Mitarbeiter des Kundenservice hätten jedenfalls noch keine Information bezüglich Tariferhöhung bekommen.
Die Arbeiterkammer Salzburg hat unter der Annahme, der Strompreis würde um 40 Prozent steigen (also auf 12 Cent je kWh), eine aktuelle Berechnung durchgeführt. Demnach würde das für die Salzburger Bestandskunden zu einer Belastung von 34 Millionen Euro netto führen. AK-Präsident Peter Eder spricht von einem enormen Kaufkraftabzug. Dies müsse auf jeden Fall ausgeglichen werden. „Für heuer hat der Bund einen Ausgleich geschaffen, aber das reicht nicht“, sagt Eder. Auch Stadt und Land Salzburg müssten etwas unternehmen. Und: Die AK fordert eine Halbierung der Steuer auf Strom und Gas. „Das wird notwendiger denn je. Das muss ein Fixbeschluss in der Bundesregierung sein. Das sind Entlastungen, die wir uns erwarten“, sagt Eder.

Auch die anderen Energieversorger fordert die Marktlage. „Die Energiemärkte spielen leider verrückt“, heißt es von der Energie AG in Oberösterreich. Zu einer Tariferhöhung für bestehende Privatkunden kommt es bei der Energie AG nicht, bereits im Oktober habe man bestehenden Privatkunden den Preis bei Strom und Gas bis Jänner 2023 garantiert. „Für Neukunden wurden die Preise stufenweise an die Beschaffungsmarktsituation angepasst.“ Die Preise wurden vor Weihnachten und im November erhöht – von 7,99 Cent pro Kilowattstunde auf 50,29 Cent brutto.
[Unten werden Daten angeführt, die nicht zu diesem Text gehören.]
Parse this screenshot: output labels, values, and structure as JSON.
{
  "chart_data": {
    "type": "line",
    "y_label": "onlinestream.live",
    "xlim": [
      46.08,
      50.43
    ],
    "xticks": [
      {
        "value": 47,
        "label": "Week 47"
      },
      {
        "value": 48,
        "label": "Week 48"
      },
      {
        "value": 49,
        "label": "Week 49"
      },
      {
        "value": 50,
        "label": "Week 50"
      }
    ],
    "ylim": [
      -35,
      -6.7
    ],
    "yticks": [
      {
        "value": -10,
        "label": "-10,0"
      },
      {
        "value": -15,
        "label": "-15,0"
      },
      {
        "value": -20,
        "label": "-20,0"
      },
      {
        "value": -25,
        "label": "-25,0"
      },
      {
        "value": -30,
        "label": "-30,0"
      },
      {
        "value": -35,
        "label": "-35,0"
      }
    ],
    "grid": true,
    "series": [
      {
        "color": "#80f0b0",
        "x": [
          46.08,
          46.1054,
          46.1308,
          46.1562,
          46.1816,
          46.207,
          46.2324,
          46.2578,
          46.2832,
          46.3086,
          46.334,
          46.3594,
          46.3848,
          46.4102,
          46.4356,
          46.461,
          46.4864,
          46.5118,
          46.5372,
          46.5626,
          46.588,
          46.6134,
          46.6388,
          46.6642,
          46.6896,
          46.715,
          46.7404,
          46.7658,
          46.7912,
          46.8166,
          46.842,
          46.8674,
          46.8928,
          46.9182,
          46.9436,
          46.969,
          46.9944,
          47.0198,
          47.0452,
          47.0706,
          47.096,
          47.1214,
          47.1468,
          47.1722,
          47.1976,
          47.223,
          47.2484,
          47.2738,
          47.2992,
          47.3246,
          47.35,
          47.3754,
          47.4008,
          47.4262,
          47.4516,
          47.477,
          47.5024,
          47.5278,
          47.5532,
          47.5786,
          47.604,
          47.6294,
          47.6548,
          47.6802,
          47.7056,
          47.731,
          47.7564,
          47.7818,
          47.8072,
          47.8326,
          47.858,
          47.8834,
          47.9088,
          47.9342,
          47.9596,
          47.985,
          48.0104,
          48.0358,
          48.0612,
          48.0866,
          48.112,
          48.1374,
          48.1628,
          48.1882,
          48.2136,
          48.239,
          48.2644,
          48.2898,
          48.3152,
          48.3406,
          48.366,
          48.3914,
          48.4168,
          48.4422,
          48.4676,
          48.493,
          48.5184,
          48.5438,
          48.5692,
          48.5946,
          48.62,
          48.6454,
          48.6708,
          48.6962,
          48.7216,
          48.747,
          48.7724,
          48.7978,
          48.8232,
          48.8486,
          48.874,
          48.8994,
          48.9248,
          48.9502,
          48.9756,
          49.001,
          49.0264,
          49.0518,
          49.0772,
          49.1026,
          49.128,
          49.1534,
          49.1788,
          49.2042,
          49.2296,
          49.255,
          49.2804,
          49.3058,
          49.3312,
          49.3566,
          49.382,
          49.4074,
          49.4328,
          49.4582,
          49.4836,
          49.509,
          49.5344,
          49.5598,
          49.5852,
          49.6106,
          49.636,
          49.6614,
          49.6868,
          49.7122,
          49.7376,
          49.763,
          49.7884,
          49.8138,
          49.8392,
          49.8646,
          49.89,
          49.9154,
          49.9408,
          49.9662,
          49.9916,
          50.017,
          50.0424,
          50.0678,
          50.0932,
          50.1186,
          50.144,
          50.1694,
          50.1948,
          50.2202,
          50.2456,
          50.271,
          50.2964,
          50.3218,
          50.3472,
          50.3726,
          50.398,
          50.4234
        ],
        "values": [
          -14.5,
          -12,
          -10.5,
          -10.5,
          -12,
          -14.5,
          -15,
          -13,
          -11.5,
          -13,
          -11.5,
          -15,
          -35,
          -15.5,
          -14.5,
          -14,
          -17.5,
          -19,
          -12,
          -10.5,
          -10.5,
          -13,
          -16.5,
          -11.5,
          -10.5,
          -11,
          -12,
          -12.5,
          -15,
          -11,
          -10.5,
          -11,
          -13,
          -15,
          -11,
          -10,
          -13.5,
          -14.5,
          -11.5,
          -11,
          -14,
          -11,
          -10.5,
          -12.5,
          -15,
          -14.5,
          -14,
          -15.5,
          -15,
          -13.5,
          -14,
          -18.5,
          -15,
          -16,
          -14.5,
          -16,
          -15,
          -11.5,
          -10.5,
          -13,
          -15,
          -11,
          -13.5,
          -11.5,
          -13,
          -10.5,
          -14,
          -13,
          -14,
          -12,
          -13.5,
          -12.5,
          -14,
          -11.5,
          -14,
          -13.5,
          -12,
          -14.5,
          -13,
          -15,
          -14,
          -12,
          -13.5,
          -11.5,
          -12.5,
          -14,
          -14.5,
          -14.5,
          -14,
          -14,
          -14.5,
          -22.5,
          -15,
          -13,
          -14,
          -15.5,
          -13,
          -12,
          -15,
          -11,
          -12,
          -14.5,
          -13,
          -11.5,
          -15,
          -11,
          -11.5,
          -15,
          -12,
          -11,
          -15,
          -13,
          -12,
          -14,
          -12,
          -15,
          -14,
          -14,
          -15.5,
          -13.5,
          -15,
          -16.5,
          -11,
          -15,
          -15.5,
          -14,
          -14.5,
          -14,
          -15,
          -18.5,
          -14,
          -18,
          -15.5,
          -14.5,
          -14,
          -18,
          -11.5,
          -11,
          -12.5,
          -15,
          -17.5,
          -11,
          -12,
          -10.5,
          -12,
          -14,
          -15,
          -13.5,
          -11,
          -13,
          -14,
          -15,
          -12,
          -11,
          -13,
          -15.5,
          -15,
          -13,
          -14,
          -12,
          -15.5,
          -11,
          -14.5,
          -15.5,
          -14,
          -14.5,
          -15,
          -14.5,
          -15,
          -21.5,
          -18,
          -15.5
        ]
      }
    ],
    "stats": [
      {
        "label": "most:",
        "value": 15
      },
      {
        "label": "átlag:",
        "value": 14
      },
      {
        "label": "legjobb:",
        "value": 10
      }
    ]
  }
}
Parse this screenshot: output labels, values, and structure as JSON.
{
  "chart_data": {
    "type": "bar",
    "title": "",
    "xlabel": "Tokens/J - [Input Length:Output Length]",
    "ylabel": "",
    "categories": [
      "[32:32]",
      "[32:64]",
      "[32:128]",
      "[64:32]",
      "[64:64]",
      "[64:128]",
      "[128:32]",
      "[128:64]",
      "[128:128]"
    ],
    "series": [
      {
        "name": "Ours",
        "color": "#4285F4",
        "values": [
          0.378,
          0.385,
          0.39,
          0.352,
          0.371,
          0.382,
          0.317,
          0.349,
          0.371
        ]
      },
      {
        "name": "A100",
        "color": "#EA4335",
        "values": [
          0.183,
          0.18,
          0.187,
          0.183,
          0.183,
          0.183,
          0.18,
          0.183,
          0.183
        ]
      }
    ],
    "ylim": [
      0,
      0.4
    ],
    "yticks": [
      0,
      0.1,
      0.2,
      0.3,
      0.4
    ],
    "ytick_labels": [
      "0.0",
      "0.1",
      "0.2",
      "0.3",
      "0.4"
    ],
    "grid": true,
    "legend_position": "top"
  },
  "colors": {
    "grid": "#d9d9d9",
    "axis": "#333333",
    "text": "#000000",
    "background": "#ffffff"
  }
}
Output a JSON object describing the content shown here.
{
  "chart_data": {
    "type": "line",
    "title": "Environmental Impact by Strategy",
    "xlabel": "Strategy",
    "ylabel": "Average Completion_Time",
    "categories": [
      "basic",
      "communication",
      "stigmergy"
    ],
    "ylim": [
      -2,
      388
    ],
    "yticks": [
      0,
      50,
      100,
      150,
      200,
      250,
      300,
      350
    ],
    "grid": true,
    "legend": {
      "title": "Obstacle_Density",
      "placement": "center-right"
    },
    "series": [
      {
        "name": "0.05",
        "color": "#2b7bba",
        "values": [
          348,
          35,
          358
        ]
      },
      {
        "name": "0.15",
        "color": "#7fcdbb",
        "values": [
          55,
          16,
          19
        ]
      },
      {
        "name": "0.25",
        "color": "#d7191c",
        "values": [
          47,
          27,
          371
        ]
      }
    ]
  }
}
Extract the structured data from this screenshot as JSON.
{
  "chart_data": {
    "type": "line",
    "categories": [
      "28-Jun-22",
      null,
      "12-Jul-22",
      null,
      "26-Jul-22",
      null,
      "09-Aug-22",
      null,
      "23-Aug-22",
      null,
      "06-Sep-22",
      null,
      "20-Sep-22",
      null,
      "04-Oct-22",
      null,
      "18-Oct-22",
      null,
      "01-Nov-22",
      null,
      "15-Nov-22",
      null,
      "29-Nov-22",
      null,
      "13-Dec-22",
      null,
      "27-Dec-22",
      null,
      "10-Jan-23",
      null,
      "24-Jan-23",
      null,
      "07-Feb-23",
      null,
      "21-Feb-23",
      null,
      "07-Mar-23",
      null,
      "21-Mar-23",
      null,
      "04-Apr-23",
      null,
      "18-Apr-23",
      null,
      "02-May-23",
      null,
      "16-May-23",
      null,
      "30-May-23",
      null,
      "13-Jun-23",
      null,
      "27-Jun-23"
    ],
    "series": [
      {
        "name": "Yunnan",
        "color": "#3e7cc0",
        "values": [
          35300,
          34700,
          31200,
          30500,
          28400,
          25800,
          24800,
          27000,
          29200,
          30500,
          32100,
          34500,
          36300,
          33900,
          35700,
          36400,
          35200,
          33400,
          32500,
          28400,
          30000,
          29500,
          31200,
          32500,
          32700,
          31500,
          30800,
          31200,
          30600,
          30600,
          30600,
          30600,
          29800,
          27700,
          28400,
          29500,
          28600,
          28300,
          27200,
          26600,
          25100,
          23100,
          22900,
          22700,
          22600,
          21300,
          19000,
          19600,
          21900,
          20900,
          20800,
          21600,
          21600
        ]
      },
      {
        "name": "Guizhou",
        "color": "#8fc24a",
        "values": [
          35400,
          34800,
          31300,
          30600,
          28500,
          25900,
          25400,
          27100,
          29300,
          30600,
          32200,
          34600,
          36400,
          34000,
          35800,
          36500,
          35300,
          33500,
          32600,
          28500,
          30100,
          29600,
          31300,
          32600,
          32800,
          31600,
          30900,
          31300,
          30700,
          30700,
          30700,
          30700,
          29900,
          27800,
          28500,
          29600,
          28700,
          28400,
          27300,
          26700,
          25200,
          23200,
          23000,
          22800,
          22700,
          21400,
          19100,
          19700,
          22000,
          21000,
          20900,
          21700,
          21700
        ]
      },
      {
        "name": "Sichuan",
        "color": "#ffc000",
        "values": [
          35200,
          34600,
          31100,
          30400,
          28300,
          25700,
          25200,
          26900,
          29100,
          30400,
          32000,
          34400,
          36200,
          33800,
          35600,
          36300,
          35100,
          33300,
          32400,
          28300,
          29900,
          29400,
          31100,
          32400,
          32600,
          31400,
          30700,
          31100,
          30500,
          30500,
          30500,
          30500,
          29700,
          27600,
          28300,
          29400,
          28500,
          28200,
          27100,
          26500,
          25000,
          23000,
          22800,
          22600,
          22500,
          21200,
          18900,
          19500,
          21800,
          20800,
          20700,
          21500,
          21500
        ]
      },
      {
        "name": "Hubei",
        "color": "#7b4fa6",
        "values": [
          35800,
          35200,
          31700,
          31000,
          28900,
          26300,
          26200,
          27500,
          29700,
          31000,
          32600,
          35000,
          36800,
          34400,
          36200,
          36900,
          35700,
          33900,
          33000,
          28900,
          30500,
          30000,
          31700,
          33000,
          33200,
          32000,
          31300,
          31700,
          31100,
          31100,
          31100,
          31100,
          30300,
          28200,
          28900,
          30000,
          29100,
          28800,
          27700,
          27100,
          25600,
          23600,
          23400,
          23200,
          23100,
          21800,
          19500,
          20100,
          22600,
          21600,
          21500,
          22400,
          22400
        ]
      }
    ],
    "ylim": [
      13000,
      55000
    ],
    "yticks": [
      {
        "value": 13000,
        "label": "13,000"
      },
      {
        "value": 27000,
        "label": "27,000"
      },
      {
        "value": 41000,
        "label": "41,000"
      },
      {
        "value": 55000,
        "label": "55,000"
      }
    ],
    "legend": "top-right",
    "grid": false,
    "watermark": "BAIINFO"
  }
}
Auch für diese gelte eine Preisgarantie als Absicherung. Sobald sich die Volatilität am Beschaffungsmarkt beruhigt habe, bietet man den Privatkunden der Energie AG die Möglichkeit, auf günstigere Produkte umzusteigen.

Auch bei den Kunden der Wien Energie sind die Tarifanpassungen schon erfolgt. Um 17,8 Prozent wurde der Strompreis mit Jänner für Bestandskunden erhöht. Ausgenommen sind Tarife mit Preisgarantie. Der Preis für Neukunden im Basistarif liegt bei 15 Cent brutto/kWh. Der Vorsitzende der Wien Energie, Geschäftsführer Michael Strebl, sagt: „Durch langfristige Lieferverträge und vorausschauende Beschaffung konnten wir die Preise lange stabil halten. Als wirtschaftlich handelndes Unternehmen müssen aber auch wir Marktentwicklungen weitergeben. Gleichzeitig ist uns bewusst, dass wir als größter regionaler Energiedienstleister Verantwortung tragen. Wir haben deshalb gemeinsam mit der Branche entschieden, den Abschalteverzicht für soziale Härtefälle bis Ende März zu verlängern.“

Ökonomen schätzen die Marktlage gewohnt pragmatisch ein. „Die Energieunternehmen müssen auf Basis des internationalen Marktpreises agieren, Zuschüsse können nur von der politischen Seite kommen“, sagt der IHS-Ökonom Klaus Weyerstraß. Auch eine Senkung der Steuern auf Energie wäre möglich, diesen Weg geht Frankreich. Damit verbunden ist ein Preisanstieg beim Strom um maximal vier Prozent.